HOW DO I STOP MY WAFFLES STICKING TO THE IRON?
1) Don't overfill it with batter! This is so important, as it can cause the waffle to become too thick to cook properly, meaning it'll get stuck to both sides of the iron. Trust me, I've done the research!
You ideally want to make the waffles smaller than the size of your waffle maker for easy removal. I use about ½ cup batter for each which gives me small to medium waffles in my 8-inch iron.
2) Coat the surfaces with enough oil prior to cooking. This is also really important - don't skimp on the oil! It will make your waffles much easier to remove.
3) Use coconut oil to grease the waffle iron. You can use other oils but I recommend coconut as for some reason it seems to help the waffles avoid sticking.
Don't have a waffle iron? No problem. Use this 3 Ingredient Vegan Pancake Recipe instead.
3 Ingredient Oatmeal Waffles (vegan, gluten-free)
- 2 cups gluten-free rolled oats (use regular if gluten isn't an issue for you)
- 2 medium bananas (about 1 tightly packed cup in total)
- 1 cup your favourite plant-based milk (see recipe note below)
- (Coconut oil to grease waffle iron)
- ½ teaspoon baking powder (if you want fluffier, crispi½er waffles!)
- 1 scoop vegan protein powder (to make waffles extra filling)
To serve (all optional)
- Coconut whipped cream – see link to DIY recipe below
- Maple syrup
- Powdered cinnamon
- Add in banana and milk (and any other optional add-ins) and blend for 30 seconds on high, until mixture is smooth and lump-free.
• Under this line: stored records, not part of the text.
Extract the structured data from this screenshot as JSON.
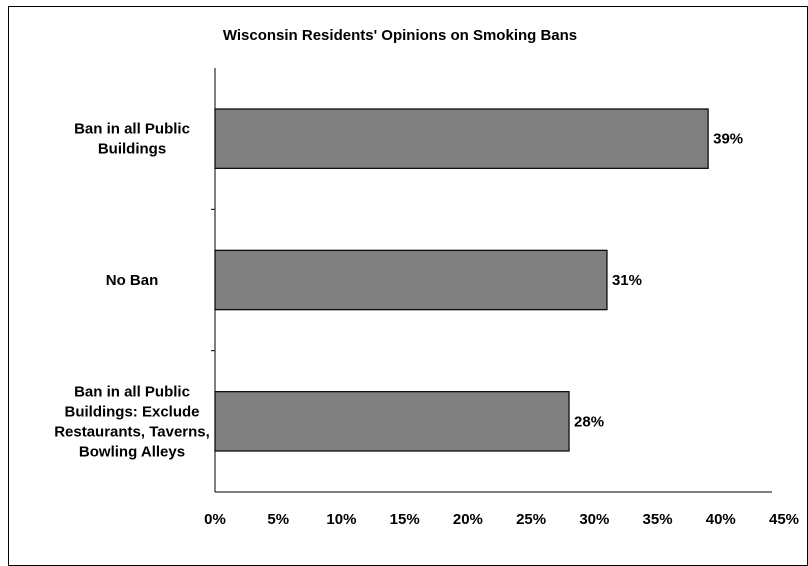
{
  "chart_data": {
    "type": "bar",
    "orientation": "horizontal",
    "title": "Wisconsin Residents' Opinions on Smoking Bans",
    "categories": [
      "Ban in all Public Buildings",
      "No Ban",
      "Ban in all Public Buildings: Exclude Restaurants, Taverns, Bowling Alleys"
    ],
    "values": [
      39,
      31,
      28
    ],
    "value_labels": [
      "39%",
      "31%",
      "28%"
    ],
    "xlim": [
      0,
      45
    ],
    "xticks": [
      "0%",
      "5%",
      "10%",
      "15%",
      "20%",
      "25%",
      "30%",
      "35%",
      "40%",
      "45%"
    ],
    "grid": false,
    "bar_color": "#808080",
    "bar_edge_color": "#000000"
  }
}
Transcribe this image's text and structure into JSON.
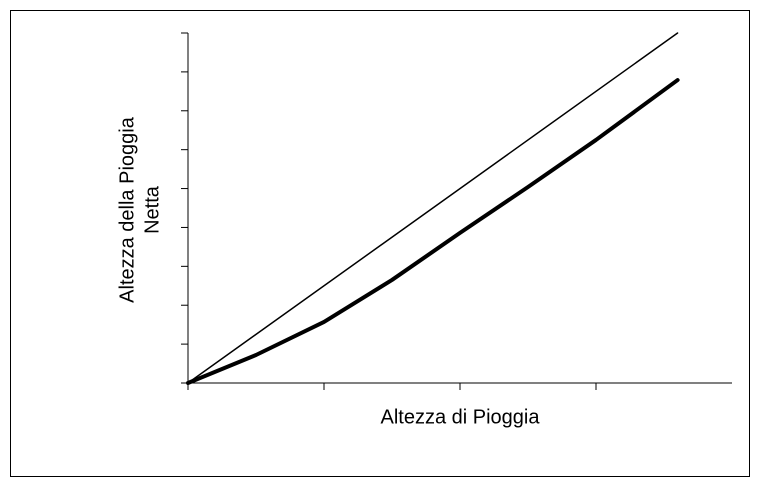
{
  "chart_data": {
    "type": "line",
    "xlabel": "Altezza di Pioggia",
    "ylabel": [
      "Altezza della Pioggia",
      "Netta"
    ],
    "xlim": [
      0,
      4
    ],
    "ylim": [
      0,
      9
    ],
    "xticks": [
      0,
      1,
      2,
      3
    ],
    "yticks": [
      0,
      1,
      2,
      3,
      4,
      5,
      6,
      7,
      8,
      9
    ],
    "series": [
      {
        "color": "#000000",
        "line_width": 1.5,
        "x": [
          0,
          3.6
        ],
        "values": [
          0,
          9
        ]
      },
      {
        "color": "#000000",
        "line_width": 4,
        "x": [
          0,
          0.5,
          1,
          1.5,
          2,
          2.5,
          3,
          3.6
        ],
        "values": [
          0,
          0.72,
          1.57,
          2.65,
          3.86,
          5.04,
          6.25,
          7.79
        ]
      }
    ]
  }
}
- Set mixture aside for 5 minutes to thicken slightly.
- Switch waffle iron on and allow to reach cooking temperature.
- Using kitchen towel, thoroughly coat all cooking surfaces of iron with coconut oil to avoid sticking.
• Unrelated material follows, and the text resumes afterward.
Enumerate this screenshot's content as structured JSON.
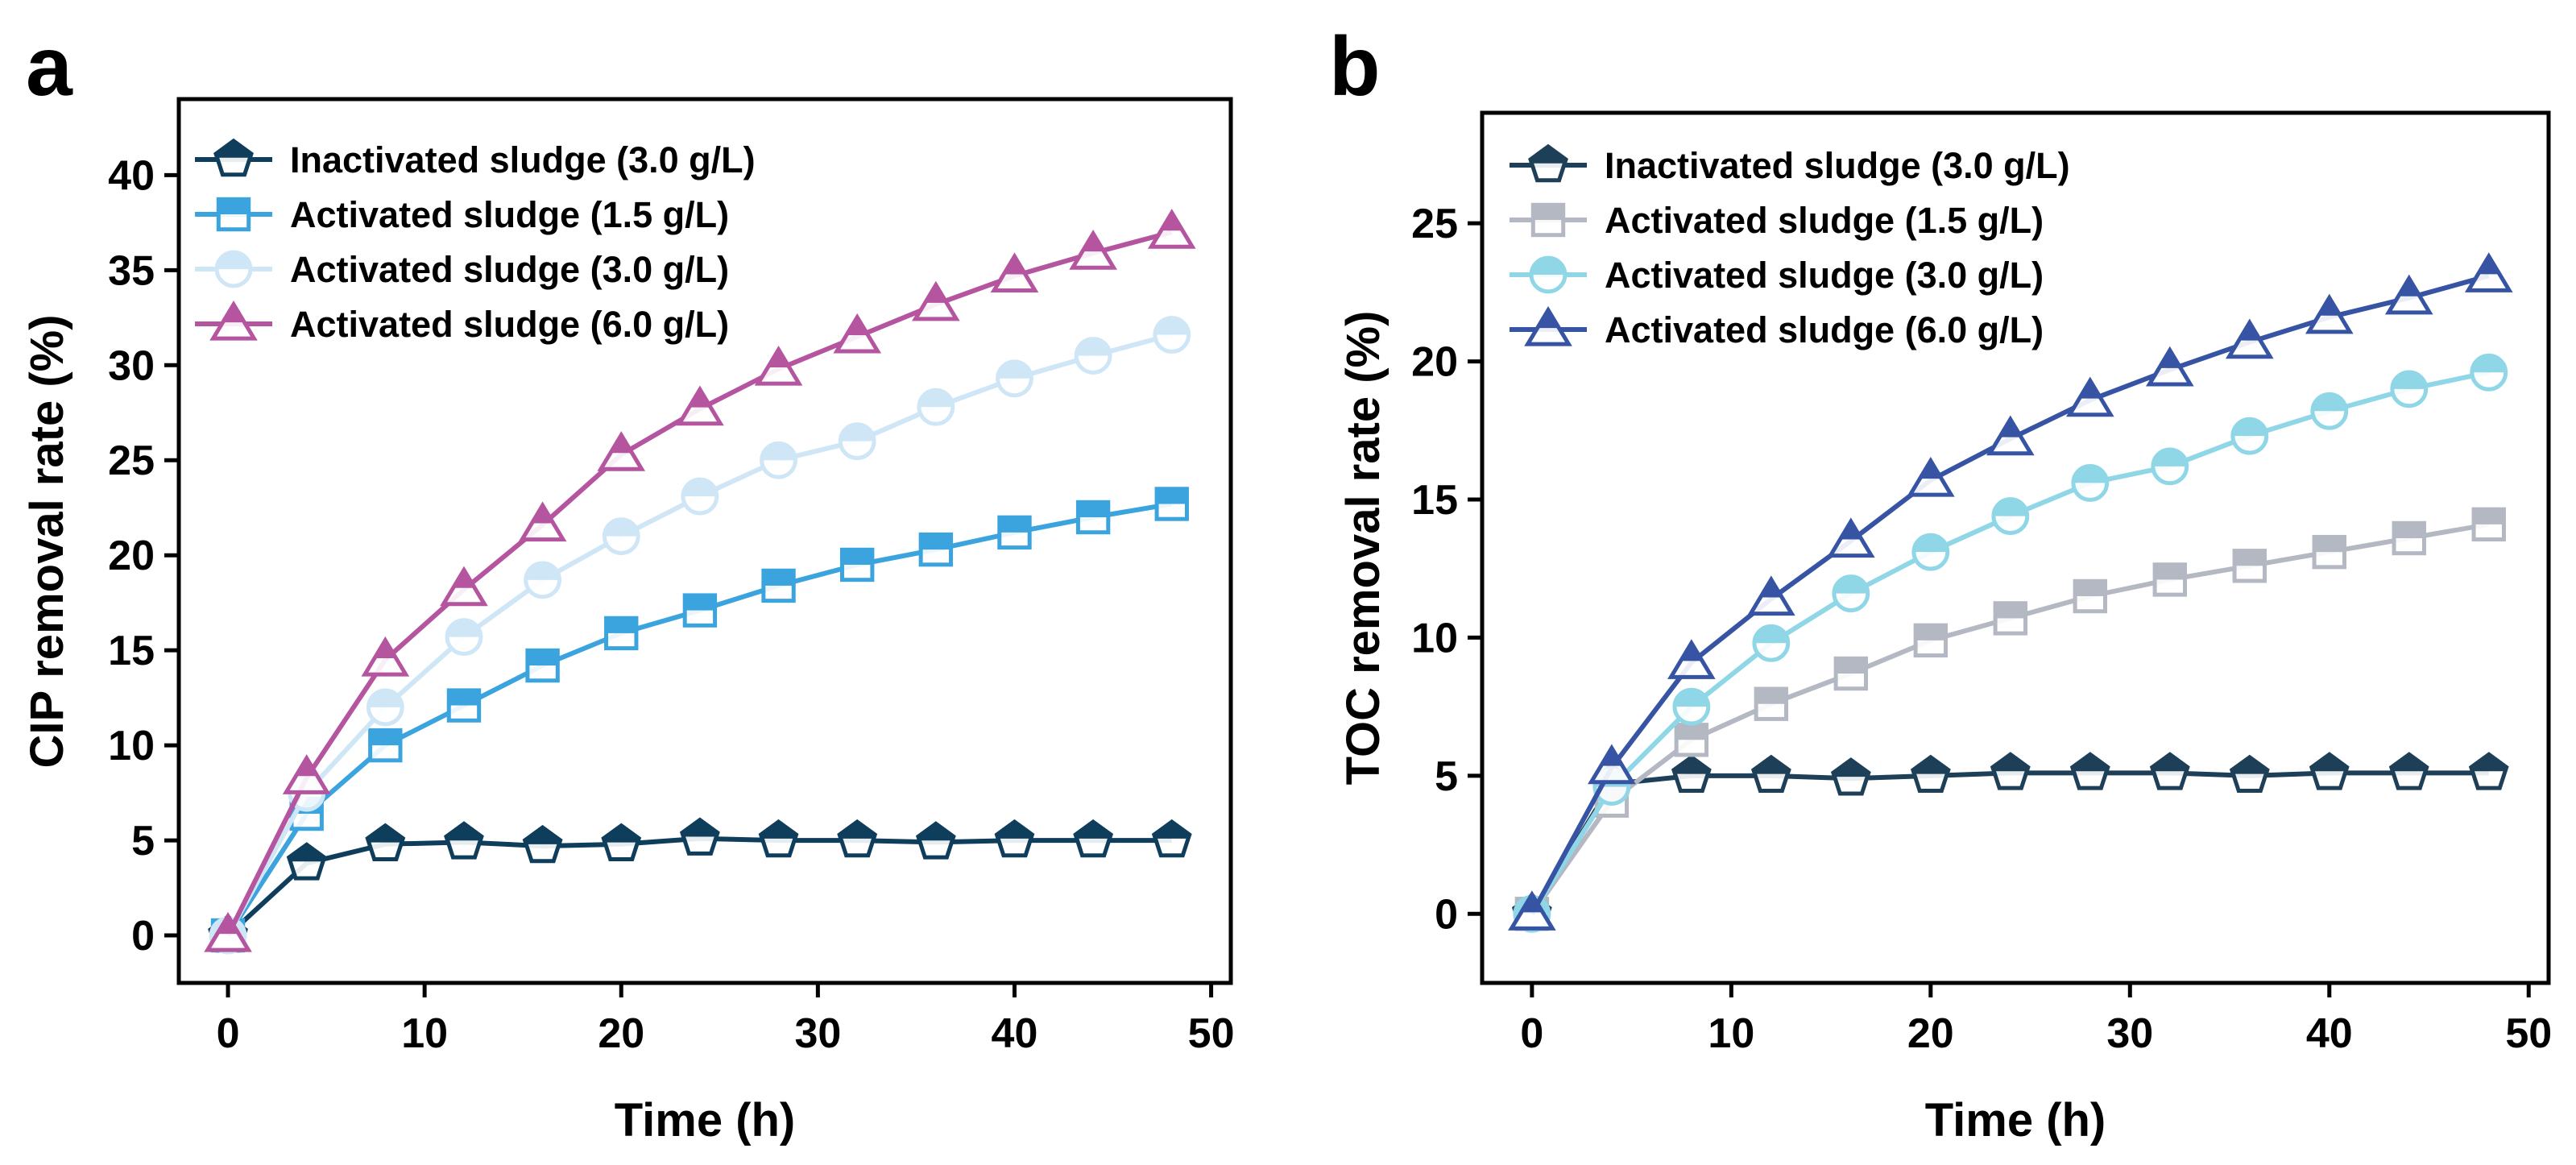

- Spoon batter evenly into waffle iron, being careful not to overfill. (Amount used depends on size of machine: I use ½ cup in my 8-inch iron, which gives me small/medium waffles that don't reach all the way to the edge, making them much easier to remove. I strongly recommend making smaller waffles with this recipe - see note below.)
- Close lid and cook for 7-8 minutes (or until steam coming out reduces).
- Open iron SLOWLY, and leave waffle in place for 30 seconds (this will help avoid sticking) before gently removing with a flat knife. (If waffle is still sticking to iron, see my tips above!)
- Repeat process for remaining batter - greasing iron between each waffle with coconut oil - and store waffles on a plate in warm oven until ready to eat.
- Serve with maple syrup, coconut cream, bananas, berries, nuts and/or cinnamon. Enjoy!